Osceola County’s newest high school should look more like a community college campus.
The project, currently known as The High School at Boggy Creek Road, is scheduled for completion in August 2018 at a price tag of $75 million.
A ceremonial groundbreaking was held Wednesday morning at the 75-acre tract in north Osceola County,midway between Simpson Road and Austin-Tindall Park and across from East Lake Fish Camp. The site will include the high school, which will have 3,000 student stations, and a future feeder middle school.
The school will feature a STEM-heavy curriculum — and an arts component so the school district will make “STEAM” School Board Chairman Clarence Thacker said — and feature a staff of 200 that will be in place a year prior to opening.
“Those people will be in charge of finding out how to use this school to its fullest potential,” he said. “It will act and breathe different than any of our other schools.”
SchenkelShultz Architecture is the project designer; Gilbane Building Co. will handle the construction.
The new high school campus, officially known as “High School ‘FFF’” in district documents, will be a training ground for two facilities close by: Medical City just a few miles northeast near Lake Nona, and the Florida Advanced Manufacturing Research Center, a budding smart sensor research facility a few miles south.
“This high school fits in with all that,” Thacker said. “It ties the community together with what we’re all trying to do: bringing better jobs and people buying better houses and paying taxes in our county. It all leads to a better way of life that lifts us all up.
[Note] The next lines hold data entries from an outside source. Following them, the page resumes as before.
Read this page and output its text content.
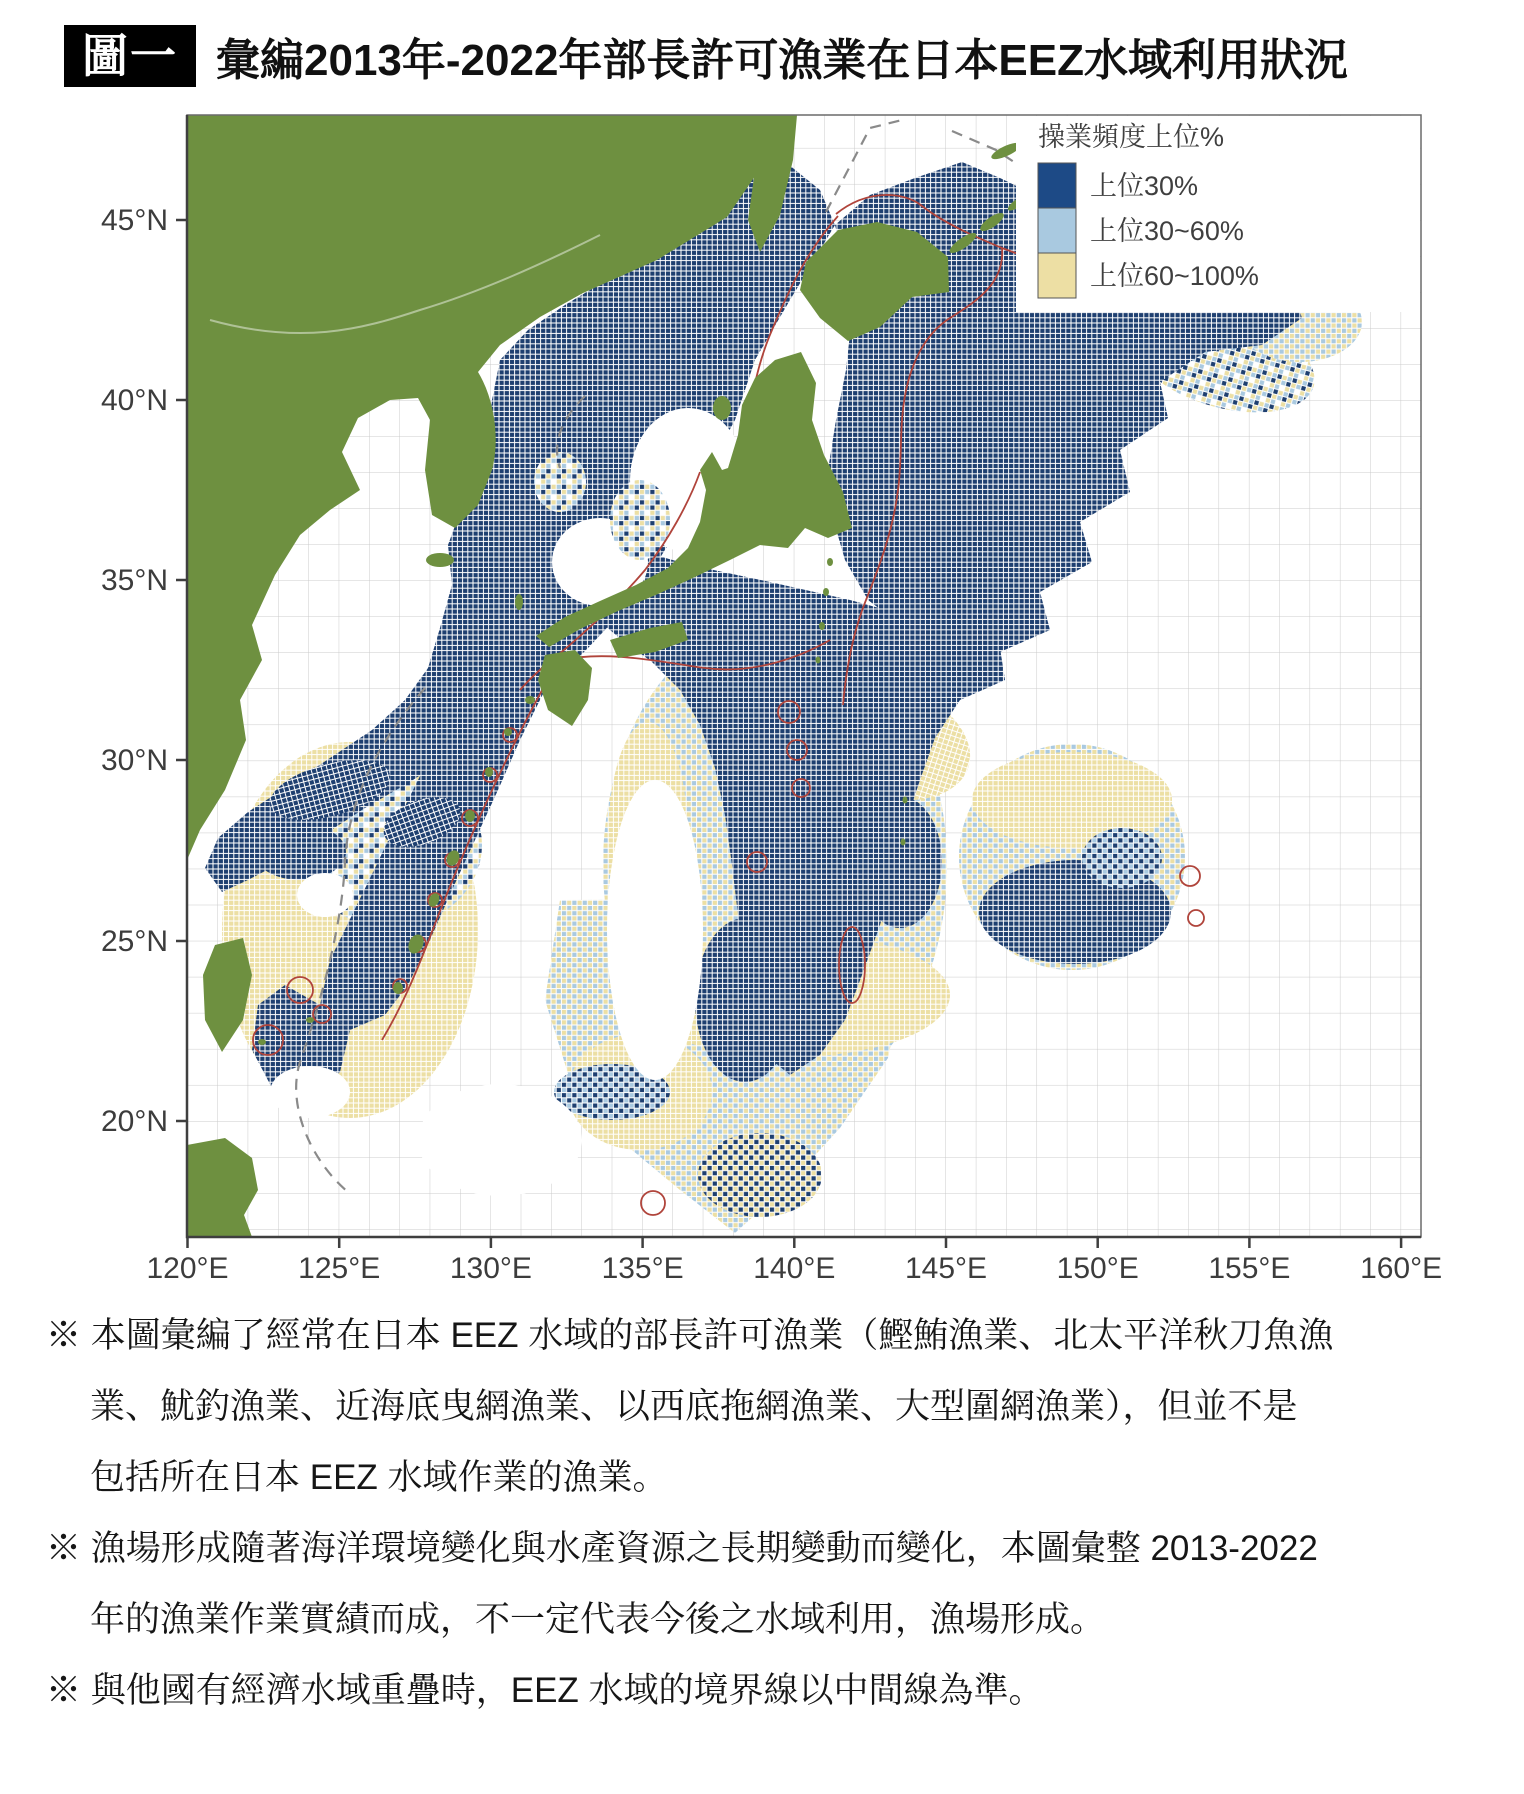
120°E 125°E 130°E 135°E 140°E 145°E 150°E 155°E 160°E
45°N
40°N
35°N
30°N
25°N
20°N
操業頻度上位%
上位30%
上位30~60%
上位60~100%
圖一 彙編2013年-2022年部長許可漁業在日本EEZ水域利用狀況
※ 本圖彙編了經常在日本 EEZ 水域的部長許可漁業（鰹鮪漁業、北太平洋秋刀魚漁
業、魷釣漁業、近海底曳網漁業、以西底拖網漁業、大型圍網漁業），但並不是
包括所在日本 EEZ 水域作業的漁業。
※ 漁場形成隨著海洋環境變化與水產資源之長期變動而變化，本圖彙整 2013-2022
年的漁業作業實績而成，不一定代表今後之水域利用，漁場形成。
※ 與他國有經濟水域重疊時，EEZ 水域的境界線以中間線為準。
I’m already hearing from people asking how they can get their kids in here.”
In addition to traditional indoor learning environments, the campus includes outdoor learning features such as demonstration photovoltaic panels, learning gardens, and outdoor classroom spaces to promote opportunities for learning to happen everywhere.
Osceola School Superintendent Debra Pace has been in her post less than a year, but said building this new high school right has been one of her priorities.
“Since I became superintendent I’ve know the importance of this work,” she said. “We no longer have a monopoly (referring to charter schools) on providing education. The quality of our facilities is critical to the quality of the pipeline of graduates and future skilled employees we send into the workplace.”
The new school was planned years ago and was expected to relieve Osceola, Gateway, Harmony and Celebration high schools through rezoning. But, that plan was scrapped in 2011 after the district realized it couldn’t foot the then-estimated $55 million in construction costs. At the time, the district was paying for rebuilding the campuses at St. Cloud and Osceola high schools.
Despite costs increasing five years later, it will be built at a cost of $214 per square foot, which is well below the state-mandated maximum for school construction, Pace said.
“We will deliver this school on time and under budget,” she said. “After today, I look forward to the ribbon cutting.”